The reconstructed spectrum of the original input signal is fed to the input _k of the narrow-band interference blanking unit 10, where the spectral components of these interference are suppressed. In the spectrum of a signal mixture, fluctuation and lumped interference, the spectral components of narrowband interference are pulses that are significantly superior in amplitude to other spectral components.

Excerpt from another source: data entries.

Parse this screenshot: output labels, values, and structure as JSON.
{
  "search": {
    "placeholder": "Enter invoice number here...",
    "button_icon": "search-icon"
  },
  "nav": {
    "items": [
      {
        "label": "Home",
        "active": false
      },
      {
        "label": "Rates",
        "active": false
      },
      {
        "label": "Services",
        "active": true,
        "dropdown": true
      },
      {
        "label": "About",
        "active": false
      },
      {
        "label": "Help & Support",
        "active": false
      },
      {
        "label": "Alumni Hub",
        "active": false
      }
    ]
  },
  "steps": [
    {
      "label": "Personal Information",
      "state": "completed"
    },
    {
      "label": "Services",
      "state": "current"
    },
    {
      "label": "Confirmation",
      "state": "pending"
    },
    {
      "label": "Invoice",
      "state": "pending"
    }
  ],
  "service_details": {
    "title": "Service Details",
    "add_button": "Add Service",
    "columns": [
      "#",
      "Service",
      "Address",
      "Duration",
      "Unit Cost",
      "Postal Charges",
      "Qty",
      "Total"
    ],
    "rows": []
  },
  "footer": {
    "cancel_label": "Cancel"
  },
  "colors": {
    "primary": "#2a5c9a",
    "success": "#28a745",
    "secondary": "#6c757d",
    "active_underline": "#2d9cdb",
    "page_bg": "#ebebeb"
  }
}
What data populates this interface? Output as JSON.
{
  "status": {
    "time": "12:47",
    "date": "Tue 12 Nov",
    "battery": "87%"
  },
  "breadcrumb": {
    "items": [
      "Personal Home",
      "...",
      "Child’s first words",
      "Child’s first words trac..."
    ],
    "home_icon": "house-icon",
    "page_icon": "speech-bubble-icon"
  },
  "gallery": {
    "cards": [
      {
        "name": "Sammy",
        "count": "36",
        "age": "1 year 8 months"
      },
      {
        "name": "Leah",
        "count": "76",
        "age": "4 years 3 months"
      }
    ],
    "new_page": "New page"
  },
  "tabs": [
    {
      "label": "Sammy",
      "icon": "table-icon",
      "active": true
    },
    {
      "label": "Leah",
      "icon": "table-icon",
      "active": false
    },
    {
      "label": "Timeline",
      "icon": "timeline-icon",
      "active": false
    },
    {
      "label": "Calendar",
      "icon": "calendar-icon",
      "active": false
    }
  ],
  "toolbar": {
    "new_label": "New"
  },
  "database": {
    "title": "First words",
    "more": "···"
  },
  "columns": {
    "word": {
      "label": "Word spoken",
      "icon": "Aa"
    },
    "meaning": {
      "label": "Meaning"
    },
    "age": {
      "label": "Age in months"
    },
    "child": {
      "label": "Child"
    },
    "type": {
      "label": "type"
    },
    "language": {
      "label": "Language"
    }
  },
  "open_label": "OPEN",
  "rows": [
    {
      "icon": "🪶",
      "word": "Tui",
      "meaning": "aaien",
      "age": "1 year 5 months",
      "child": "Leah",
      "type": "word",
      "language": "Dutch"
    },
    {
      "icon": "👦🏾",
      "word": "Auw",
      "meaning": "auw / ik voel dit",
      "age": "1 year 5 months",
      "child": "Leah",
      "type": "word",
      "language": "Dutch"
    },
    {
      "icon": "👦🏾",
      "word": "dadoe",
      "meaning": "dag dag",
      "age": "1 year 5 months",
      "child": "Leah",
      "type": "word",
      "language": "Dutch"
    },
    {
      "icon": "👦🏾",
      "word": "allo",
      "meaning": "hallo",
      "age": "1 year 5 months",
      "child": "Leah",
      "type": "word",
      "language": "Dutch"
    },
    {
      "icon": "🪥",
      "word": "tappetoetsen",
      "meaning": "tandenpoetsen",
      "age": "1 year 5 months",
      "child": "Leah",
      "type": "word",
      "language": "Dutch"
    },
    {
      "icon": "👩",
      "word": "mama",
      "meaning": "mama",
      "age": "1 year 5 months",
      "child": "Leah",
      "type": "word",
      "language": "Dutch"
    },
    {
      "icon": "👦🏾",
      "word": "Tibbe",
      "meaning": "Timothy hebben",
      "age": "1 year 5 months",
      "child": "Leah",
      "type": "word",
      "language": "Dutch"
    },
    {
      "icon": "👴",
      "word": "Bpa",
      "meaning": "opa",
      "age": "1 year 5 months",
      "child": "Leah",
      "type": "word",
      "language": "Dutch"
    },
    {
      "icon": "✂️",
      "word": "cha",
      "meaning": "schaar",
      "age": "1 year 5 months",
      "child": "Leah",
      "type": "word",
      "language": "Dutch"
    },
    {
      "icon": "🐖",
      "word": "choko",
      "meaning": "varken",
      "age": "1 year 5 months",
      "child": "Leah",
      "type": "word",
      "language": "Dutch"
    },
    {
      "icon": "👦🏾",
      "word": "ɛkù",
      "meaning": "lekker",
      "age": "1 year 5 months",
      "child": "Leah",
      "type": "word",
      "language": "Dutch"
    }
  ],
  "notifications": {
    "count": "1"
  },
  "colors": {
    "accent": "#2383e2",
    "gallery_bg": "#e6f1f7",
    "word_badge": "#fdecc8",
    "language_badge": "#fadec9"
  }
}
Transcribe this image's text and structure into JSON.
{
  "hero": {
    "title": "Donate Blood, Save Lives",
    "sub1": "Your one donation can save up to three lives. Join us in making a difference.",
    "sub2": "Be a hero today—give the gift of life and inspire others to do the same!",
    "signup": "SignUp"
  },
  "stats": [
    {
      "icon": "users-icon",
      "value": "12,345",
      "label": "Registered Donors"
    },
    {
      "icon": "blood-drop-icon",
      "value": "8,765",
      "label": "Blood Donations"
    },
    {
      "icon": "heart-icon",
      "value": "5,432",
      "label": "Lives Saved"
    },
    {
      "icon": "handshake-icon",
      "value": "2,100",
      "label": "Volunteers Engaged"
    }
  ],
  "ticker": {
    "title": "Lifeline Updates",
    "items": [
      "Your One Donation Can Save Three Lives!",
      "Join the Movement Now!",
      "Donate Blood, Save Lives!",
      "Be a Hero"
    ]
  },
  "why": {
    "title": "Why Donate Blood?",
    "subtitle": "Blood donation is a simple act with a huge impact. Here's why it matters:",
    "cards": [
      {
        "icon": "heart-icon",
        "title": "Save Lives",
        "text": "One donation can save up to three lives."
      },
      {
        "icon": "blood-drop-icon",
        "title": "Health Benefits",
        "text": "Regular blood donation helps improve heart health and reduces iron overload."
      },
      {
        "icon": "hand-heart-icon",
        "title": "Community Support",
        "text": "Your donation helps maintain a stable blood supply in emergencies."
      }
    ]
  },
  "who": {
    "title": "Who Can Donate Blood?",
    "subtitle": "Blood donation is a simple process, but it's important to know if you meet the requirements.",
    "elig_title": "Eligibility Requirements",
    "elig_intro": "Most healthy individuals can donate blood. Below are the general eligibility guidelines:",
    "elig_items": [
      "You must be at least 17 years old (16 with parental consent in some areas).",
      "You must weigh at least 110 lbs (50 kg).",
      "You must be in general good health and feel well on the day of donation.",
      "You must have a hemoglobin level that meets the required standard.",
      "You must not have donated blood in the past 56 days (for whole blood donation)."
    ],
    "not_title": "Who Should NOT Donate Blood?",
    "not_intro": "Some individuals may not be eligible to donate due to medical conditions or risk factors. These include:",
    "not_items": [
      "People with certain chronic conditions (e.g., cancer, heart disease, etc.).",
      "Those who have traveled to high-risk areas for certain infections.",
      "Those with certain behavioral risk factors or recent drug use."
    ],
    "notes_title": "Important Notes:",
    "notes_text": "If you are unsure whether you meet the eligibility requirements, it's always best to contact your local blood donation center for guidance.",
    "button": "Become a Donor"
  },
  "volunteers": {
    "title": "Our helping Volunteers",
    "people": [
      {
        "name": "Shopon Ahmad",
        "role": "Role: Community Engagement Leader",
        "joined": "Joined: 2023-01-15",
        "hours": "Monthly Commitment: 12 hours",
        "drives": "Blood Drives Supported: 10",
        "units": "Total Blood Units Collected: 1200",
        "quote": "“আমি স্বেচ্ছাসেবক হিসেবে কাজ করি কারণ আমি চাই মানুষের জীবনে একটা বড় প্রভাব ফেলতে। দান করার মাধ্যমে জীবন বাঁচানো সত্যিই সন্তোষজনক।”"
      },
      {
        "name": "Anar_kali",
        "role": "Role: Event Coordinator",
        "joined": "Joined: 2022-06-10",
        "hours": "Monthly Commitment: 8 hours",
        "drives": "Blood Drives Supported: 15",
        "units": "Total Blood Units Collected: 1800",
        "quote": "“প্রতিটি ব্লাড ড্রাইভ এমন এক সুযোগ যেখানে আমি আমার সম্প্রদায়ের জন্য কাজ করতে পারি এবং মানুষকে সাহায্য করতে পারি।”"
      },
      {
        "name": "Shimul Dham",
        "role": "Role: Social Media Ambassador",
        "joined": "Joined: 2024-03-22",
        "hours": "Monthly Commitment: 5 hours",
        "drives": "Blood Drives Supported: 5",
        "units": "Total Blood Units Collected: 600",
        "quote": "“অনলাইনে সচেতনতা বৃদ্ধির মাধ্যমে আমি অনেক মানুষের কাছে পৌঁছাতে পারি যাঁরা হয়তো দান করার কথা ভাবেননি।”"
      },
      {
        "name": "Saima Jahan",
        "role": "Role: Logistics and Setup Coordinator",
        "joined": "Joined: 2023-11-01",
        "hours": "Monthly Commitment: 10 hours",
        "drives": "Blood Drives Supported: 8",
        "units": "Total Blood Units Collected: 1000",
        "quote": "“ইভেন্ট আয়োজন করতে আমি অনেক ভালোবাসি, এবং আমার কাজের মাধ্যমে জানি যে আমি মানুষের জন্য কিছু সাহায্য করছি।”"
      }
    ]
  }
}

The samples of the signal from the output of block 10 blanking narrowband interference in parallel are fed to the first input of the correlator 11.

Claims (1)

Claim 55 A correlation processing device for broadband signals, comprising a pulse interference blanking unit, an analog-to-digital converter (ADC), a fast Fourier transform unit, series-connected narrowband interference blanking unit, a correlator, threshold block, the second input of the correlator is connected to the output of the generating unit reference signal, characterized in that, in order to increase bandwidth and improve noise immunity with constant speed and resolution of the analog-to-digital convert la, introduced N bandpass filters, N inverters, N low-pass filters, Ν-1 ADCs, -N registers, N multipliers, Ν-1 FFT blocks ^-, N formers carry signal, the synthesizer reference signal, a clock pulse generator and an adder whose outputs are connected to the inputs of the narrowband interference blanking unit, while the output of the pulse interference blanking unit through N bandpass filters is connected respectively to the first inputs of N frequency conversion units, the output of which is connected to the second inputs q synthesizer; reference signals, and the outputs of N frequency conversion blocks through the corresponding low-pass filter are connected to the first inputs of N ADCs, to the second inputs of which and the first inputs of registers the first output of the clock generator is connected, and the outputs of N ADCs are connected to the second inputs of the corresponding registers, the outputs of which are connected to the first inputs of the corresponding multiplication blocks, to the second inputs of which the outputs of the corresponding N shapers of transfer signals are connected, to the inputs of which and the first inputs of N blocks of fast conversion mations Fourier generator 20 connected to the second output. clock pulses, while the outputs of N multiplication units are connected to the second inputs of the corresponding blocks of the fast Fourier transform, the outputs of which are connected to the inputs of the adder.